Kata-kata John membuat segalanya menjadi jelas bagi Teresa. Permintaan maaf itu bukan hanya tentang penyesalan—itu tentang kelangsungan hidup. Tapi ada sesuatu dalam suaranya, ketulusan yang membuat Teresa ragu sejenak.
“Mereka dipaksa untuk melakukan ini, bukan?” tanya Teresa, suaranya pelan, dengan sedikit pemahaman mulai muncul.
“Ya,” jawab John. “Tapi aku percaya mereka benar-benar menyesal. Aku telah mengatur agar mereka meminta maaf secara terbuka, memperbaiki kerusakan yang telah mereka sebabkan, dan memberi kompensasi atas pemecatanmu. Aku akan memastikan mereka melakukannya.”
Untuk pertama kalinya dalam berbulan-bulan, Teresa merasakan secercah harapan.
Beberapa hari berikutnya terasa surreal. Shawn dan keluarganya menepati janji mereka. Mereka meminta maaf secara terbuka di depan kota mereka, mengakui kesalahan mereka. Itu adalah pengalaman yang menyakitkan bagi Teresa, tetapi juga melegakan. Kerusakan telah terjadi, tetapi sekarang, dia akhirnya bisa mulai sembuh.
“Aku minta maaf, Teresa,” kata Shawn pelan setelah permintaan maaf publik. “Aku nggak mengharapkan kamu untuk memaafkanku segera, tapi aku ingin menebusnya.”
Teresa mengangguk, hatinya masih bingung. “Ini akan butuh waktu,” jawabnya lembut. “Tapi aku menghargai usaha kamu.”
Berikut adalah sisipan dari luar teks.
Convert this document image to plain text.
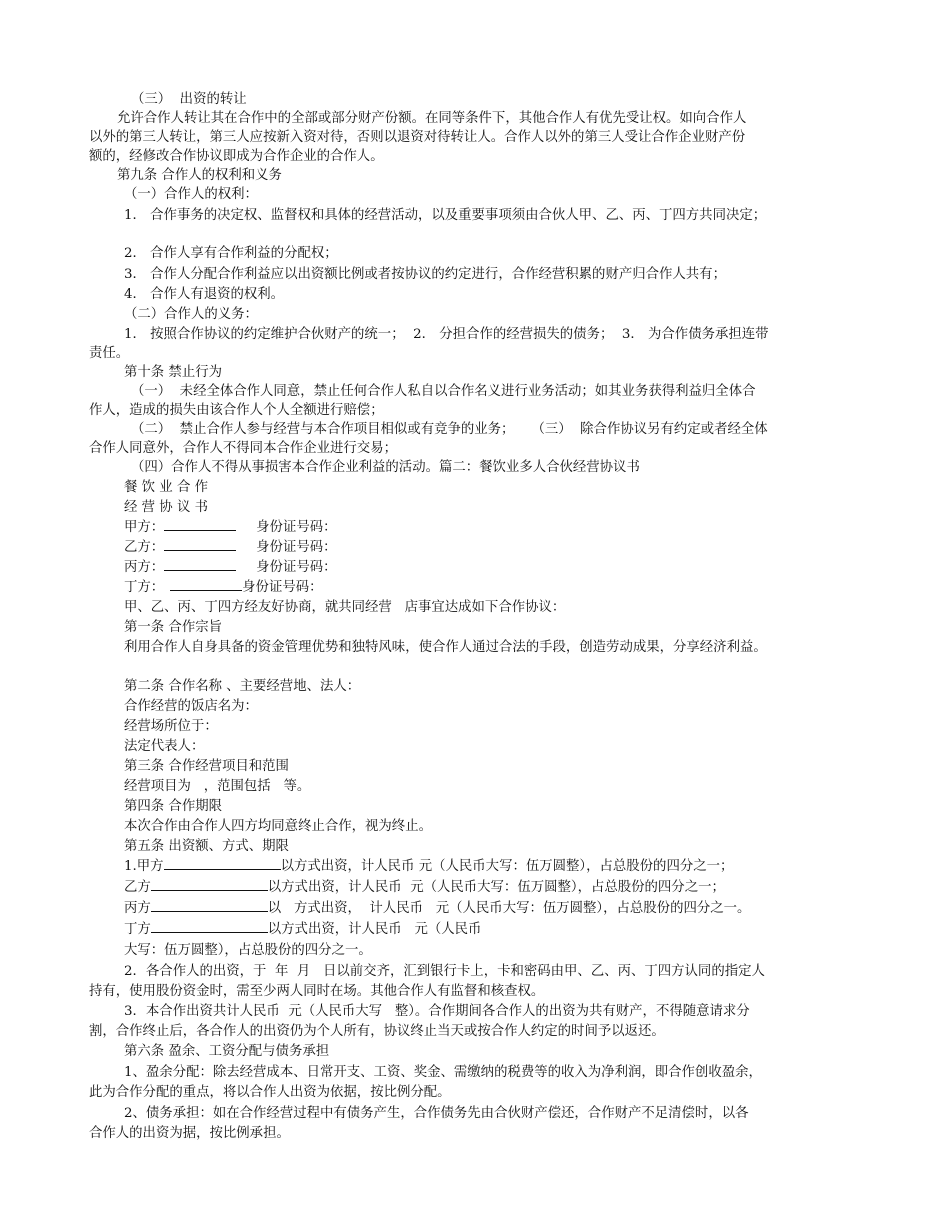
（三）  出资的转让
允许合作人转让其在合作中的全部或部分财产份额。在同等条件下，其他合作人有优先受让权。如向合作人
以外的第三人转让，第三人应按新入资对待，否则以退资对待转让人。合作人以外的第三人受让合作企业财产份
额的，经修改合作协议即成为合作企业的合作人。
第九条 合作人的权利和义务
（一）合作人的权利：
1． 合作事务的决定权、监督权和具体的经营活动，以及重要事项须由合伙人甲、乙、丙、丁四方共同决定；
2． 合作人享有合作利益的分配权；
3． 合作人分配合作利益应以出资额比例或者按协议的约定进行，合作经营积累的财产归合作人共有；
4． 合作人有退资的权利。
（二）合作人的义务：
1． 按照合作协议的约定维护合伙财产的统一；  2． 分担合作的经营损失的债务；  3． 为合作债务承担连带
责任。
第十条 禁止行为
（一）  未经全体合作人同意，禁止任何合作人私自以合作名义进行业务活动；如其业务获得利益归全体合
作人，造成的损失由该合作人个人全额进行赔偿；
（二）  禁止合作人参与经营与本合作项目相似或有竞争的业务；    （三）  除合作协议另有约定或者经全体
合作人同意外，合作人不得同本合作企业进行交易；
（四）合作人不得从事损害本合作企业利益的活动。篇二：餐饮业多人合伙经营协议书
餐 饮 业 合 作
经 营 协 议 书
甲方：	身份证号码：
乙方：	身份证号码：
丙方：	身份证号码：
丁方：	身份证号码：
甲、乙、丙、丁四方经友好协商，就共同经营   店事宜达成如下合作协议：
第一条 合作宗旨
利用合作人自身具备的资金管理优势和独特风味，使合作人通过合法的手段，创造劳动成果，分享经济利益。
第二条 合作名称 、主要经营地、法人：
合作经营的饭店名为：
经营场所位于：
法定代表人：
第三条 合作经营项目和范围
经营项目为   ，范围包括   等。
第四条 合作期限
本次合作由合作人四方均同意终止合作，视为终止。
第五条 出资额、方式、期限
1.甲方	以方式出资，计人民币 元（人民币大写：伍万圆整），占总股份的四分之一；
乙方	以方式出资，计人民币  元（人民币大写：伍万圆整），占总股份的四分之一；
丙方	以   方式出资，  计人民币   元（人民币大写：伍万圆整），占总股份的四分之一。
丁方	以方式出资，计人民币   元（人民币
大写：伍万圆整），占总股份的四分之一。
2．各合作人的出资，于  年  月   日以前交齐，汇到银行卡上，卡和密码由甲、乙、丙、丁四方认同的指定人
持有，使用股份资金时，需至少两人同时在场。其他合作人有监督和核查权。
3．本合作出资共计人民币  元（人民币大写   整）。合作期间各合作人的出资为共有财产，不得随意请求分
割，合作终止后，各合作人的出资仍为个人所有，协议终止当天或按合作人约定的时间予以返还。
第六条 盈余、工资分配与债务承担
1、盈余分配：除去经营成本、日常开支、工资、奖金、需缴纳的税费等的收入为净利润，即合作创收盈余，
此为合作分配的重点，将以合作人出资为依据，按比例分配。
2、债务承担：如在合作经营过程中有债务产生，合作债务先由合伙财产偿还，合作财产不足清偿时，以各
合作人的出资为据，按比例承担。
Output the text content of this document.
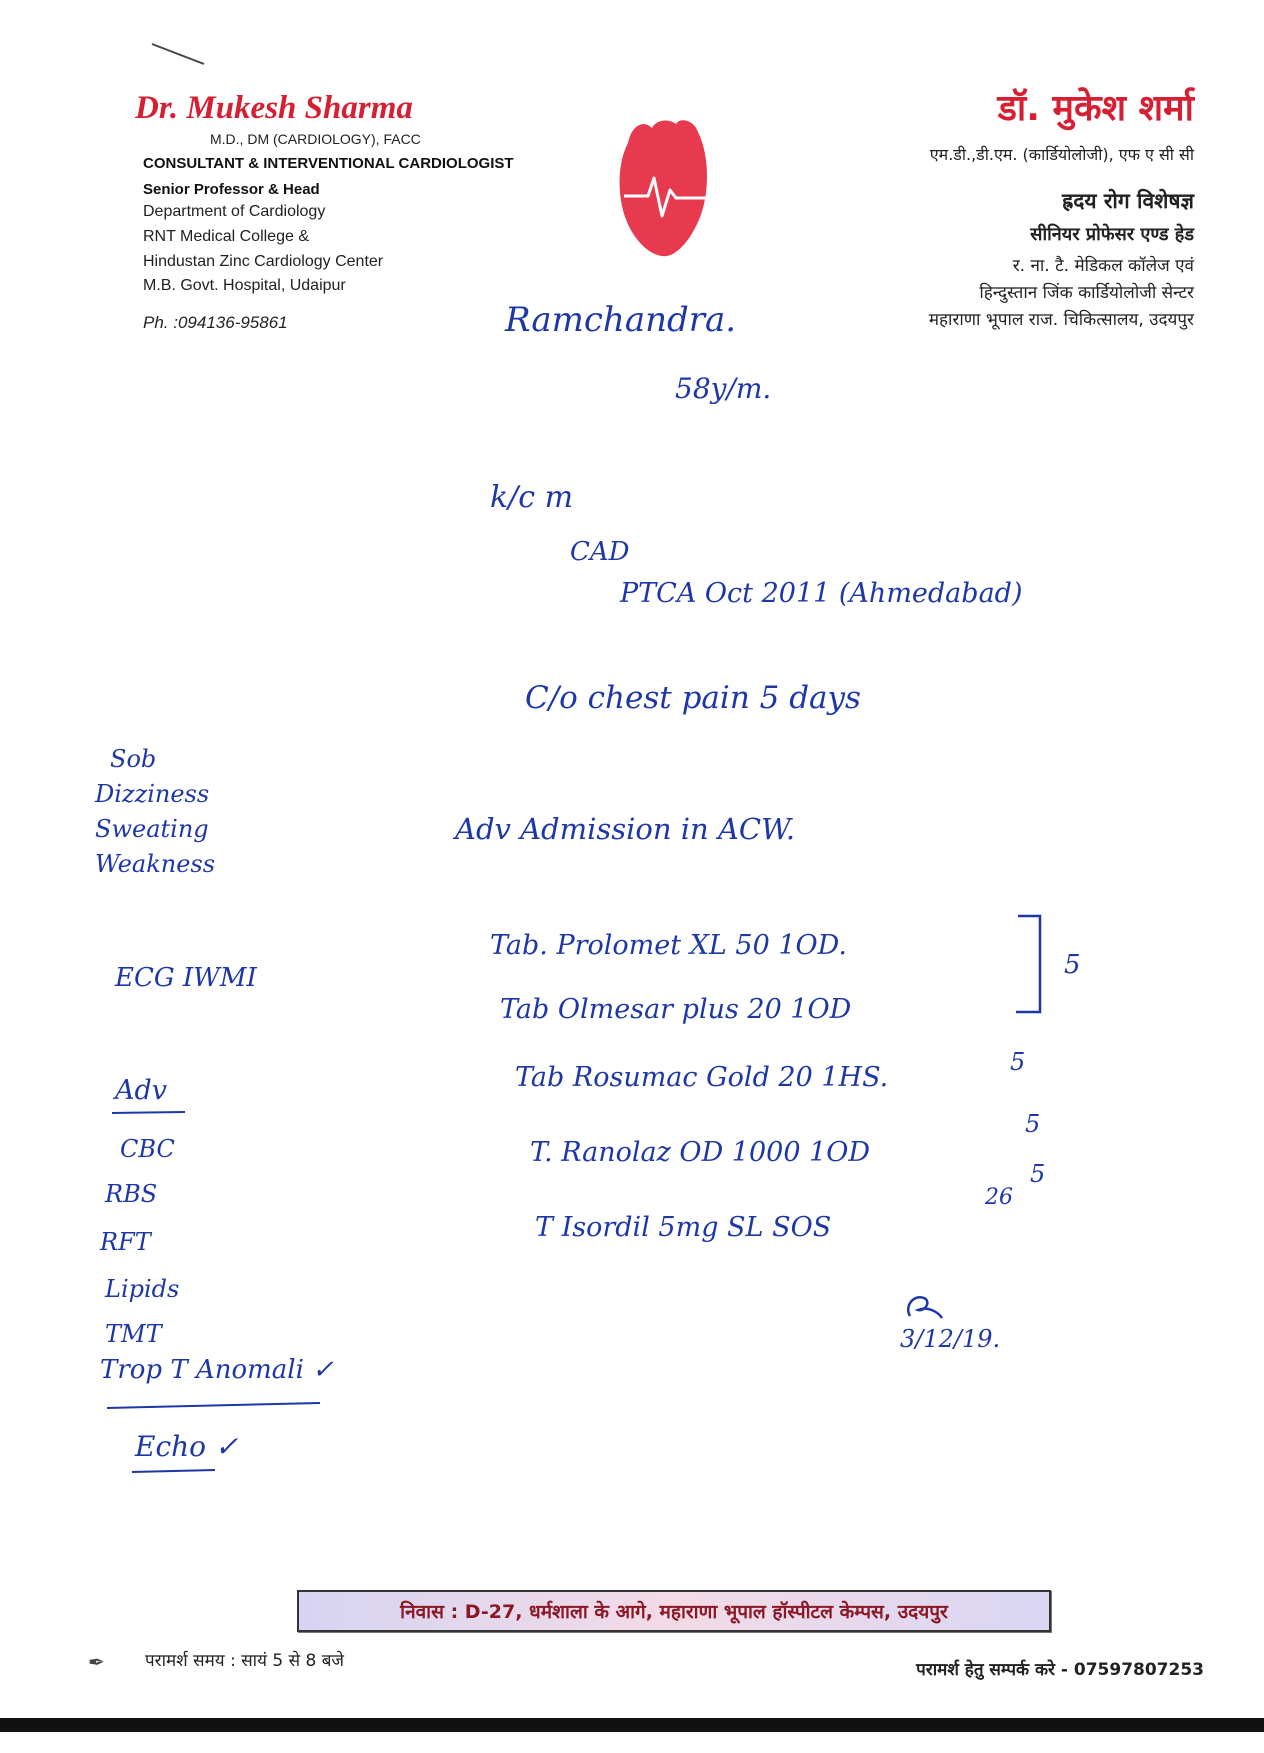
Dr. Mukesh Sharma
M.D., DM (CARDIOLOGY), FACC
CONSULTANT & INTERVENTIONAL CARDIOLOGIST
Senior Professor & Head
Department of Cardiology
RNT Medical College &
Hindustan Zinc Cardiology Center
M.B. Govt. Hospital, Udaipur
Ph. :094136-95861
डॉ. मुकेश शर्मा
एम.डी.,डी.एम. (कार्डियोलोजी), एफ ए सी सी
ह्रदय रोग विशेषज्ञ
सीनियर प्रोफेसर एण्ड हेड
र. ना. टै. मेडिकल कॉलेज एवं
हिन्दुस्तान जिंक कार्डियोलोजी सेन्टर
महाराणा भूपाल राज. चिकित्सालय, उदयपुर
Ramchandra.
58y/m.
k/c m
CAD
PTCA Oct 2011 (Ahmedabad)
C/o chest pain 5 days
Adv Admission in ACW.
Tab. Prolomet XL 50 1OD.
Tab Olmesar plus 20 1OD
Tab Rosumac Gold 20 1HS.
T. Ranolaz OD 1000 1OD
T Isordil 5mg SL SOS
5
5
5
5
26
3/12/19.
Sob
Dizziness
Sweating
Weakness
ECG IWMI
Adv
CBC
RBS
RFT
Lipids
TMT
Trop T Anomali ✓
Echo ✓
निवास : D-27, धर्मशाला के आगे, महाराणा भूपाल हॉस्पीटल केम्पस, उदयपुर
✒ परामर्श समय : सायं 5 से 8 बजे	परामर्श हेतु सम्पर्क करे - 07597807253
Mereka membantu memperbaiki mobilnya, bahkan menemukan pekerjaan baru untuknya. Perlahan, beban yang telah membuat hidupnya sesak mulai terangkat. Itu bukan hanya tentang permintaan maaf atau kompensasi—itu tentang merebut kembali kedamaian hatinya.
“Aku akhirnya bisa bernapas lagi,” bisik Teresa pada dirinya sendiri saat dia berdiri di dekat jendela, menatap cakrawala. Mimpi buruk itu sudah berakhir, dan dia siap melanjutkan hidup, lebih kuat dan lebih percaya diri dari sebelumnya.